И мы уходили, угорая как бешеные. Бедный парень оставался стоять на месте, словно растение, которое забыли полить: его руки безжизненно повисали, на лице появлялось скорбное выражение, его сердце было разбито.
Да, жестоко. Но парни видели в нас только красивые объекты. Поэтому мы использовали свою красоту в качестве оружия. Словно блестящую острую шпильку для волос. Которую выковали, чтобы ранить в самое сердце. Чтобы атаковать и защищаться.
Вот какой я была. Девчонкой, которая изображала роковую женщину. Алисой в гриме безжалостной Червонной Королевы. Женской версией Нарцисса, которого взволновало собственное отражение. Девочкой-подростком, которая, как мне кажется, была ничем не лучше и не хуже других.
Том знал об этом, но, кажется, не слишком переживал. Раньше я бы никогда не заинтересовалась таким парнем, как он. Я не стала бы копать глубже. Обратила бы внимание только на его жирноватые волосы, полноту, застенчивость и странности. Благодаря Тому я поняла, что в людях есть намного больше, чем внешность. У каждого внутри есть целый мир. Внутренний мир Тома был странным, причудливым, но вместе с тем невероятно творческим и чувствительным. Кто-то мог бы сказать, что Том был наделен почти женскими качествами. По крайней мере, слишком женскими, чтобы найти себе место в нашем маленьком городе. Но Том никого не осуждал. Когда он смотрел на меня, я чувствовала, что остаюсь самой собой. С моей историей, болью и шрамами. Ему, наверное, не хотелось ко мне прикасаться, да и я не была уверена, что хочу этого. Я не знала, был ли он моим спасательным кругом, моим другом или чем-то большим.

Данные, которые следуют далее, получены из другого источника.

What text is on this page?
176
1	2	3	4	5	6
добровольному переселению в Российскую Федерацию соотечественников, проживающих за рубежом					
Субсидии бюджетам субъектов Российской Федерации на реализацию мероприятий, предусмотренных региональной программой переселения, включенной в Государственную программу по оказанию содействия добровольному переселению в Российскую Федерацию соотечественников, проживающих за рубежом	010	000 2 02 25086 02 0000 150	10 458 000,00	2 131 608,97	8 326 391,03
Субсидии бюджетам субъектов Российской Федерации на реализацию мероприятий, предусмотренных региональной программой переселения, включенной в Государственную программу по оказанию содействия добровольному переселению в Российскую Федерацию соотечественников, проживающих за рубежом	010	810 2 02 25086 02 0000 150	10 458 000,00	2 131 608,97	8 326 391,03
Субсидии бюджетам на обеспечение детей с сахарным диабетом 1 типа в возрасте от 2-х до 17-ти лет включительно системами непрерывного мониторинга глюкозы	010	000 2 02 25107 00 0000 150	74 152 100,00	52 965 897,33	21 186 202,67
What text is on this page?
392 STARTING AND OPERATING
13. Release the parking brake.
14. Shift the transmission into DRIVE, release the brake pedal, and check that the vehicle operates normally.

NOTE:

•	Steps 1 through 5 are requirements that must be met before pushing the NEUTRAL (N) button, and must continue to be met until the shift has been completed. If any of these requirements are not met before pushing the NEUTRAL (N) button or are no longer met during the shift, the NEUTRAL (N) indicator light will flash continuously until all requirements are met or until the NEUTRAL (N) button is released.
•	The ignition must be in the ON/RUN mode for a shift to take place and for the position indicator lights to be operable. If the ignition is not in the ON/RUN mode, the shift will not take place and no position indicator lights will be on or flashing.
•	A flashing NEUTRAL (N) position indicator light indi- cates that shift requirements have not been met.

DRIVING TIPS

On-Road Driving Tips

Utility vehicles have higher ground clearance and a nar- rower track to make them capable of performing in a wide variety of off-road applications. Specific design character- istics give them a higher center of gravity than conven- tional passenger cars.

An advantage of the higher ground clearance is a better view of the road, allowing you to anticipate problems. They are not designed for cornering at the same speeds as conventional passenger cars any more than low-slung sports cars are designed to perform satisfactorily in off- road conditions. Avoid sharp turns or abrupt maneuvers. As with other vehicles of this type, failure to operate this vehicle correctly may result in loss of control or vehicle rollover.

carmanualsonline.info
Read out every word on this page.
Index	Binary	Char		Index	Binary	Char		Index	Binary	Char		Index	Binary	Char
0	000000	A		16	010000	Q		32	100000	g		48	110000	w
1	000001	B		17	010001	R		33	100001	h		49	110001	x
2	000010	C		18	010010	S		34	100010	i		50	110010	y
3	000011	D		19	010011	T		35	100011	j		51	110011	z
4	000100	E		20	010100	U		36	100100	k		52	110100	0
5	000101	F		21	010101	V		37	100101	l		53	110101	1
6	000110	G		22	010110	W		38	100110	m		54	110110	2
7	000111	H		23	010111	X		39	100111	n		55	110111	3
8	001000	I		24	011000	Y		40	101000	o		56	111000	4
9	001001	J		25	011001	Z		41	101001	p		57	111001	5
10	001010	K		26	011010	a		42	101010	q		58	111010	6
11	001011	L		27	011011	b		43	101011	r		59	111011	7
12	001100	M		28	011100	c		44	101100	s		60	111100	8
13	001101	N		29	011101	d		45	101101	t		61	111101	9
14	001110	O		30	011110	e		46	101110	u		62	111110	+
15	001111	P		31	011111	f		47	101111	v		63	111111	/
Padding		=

Папин голос резко оборвал мои мечтания и ласки:
– Луиза, все готово!
И, словно эхо, раздался тоненький голос Сати:
– Луижа, готово!
Я надела папин халат и спустилась.
Папа, улыбаясь, сидел за накрытым столом.
– Лучше?
Пола моего халата распахнулась. Папа, смутившись, отвернулся и почесал только проступающую лысину.
Он не знал, как себя вести при виде моего юного тела. Еще большие проблемы у него вызывали шрамы, которыми это тело было усеяно. Это было слишком трудно для него.
Я подошла поближе и поцеловала его в щеку:
– Все в порядке, пап. Не волнуйся.
Мы ужинали под классическую музыку и лепет Сати, который радостно размазывал пюре по лицу.
Мы уже почти доели, когда зазвонил телефон.
Сати заорал:
– Летефон!
Я решила, что это, наверное, Патрисия, папина коллега, с которой он с переменным успехом пытался закрутить роман.
Отец встал и снял трубку телефона, висевшего на стене.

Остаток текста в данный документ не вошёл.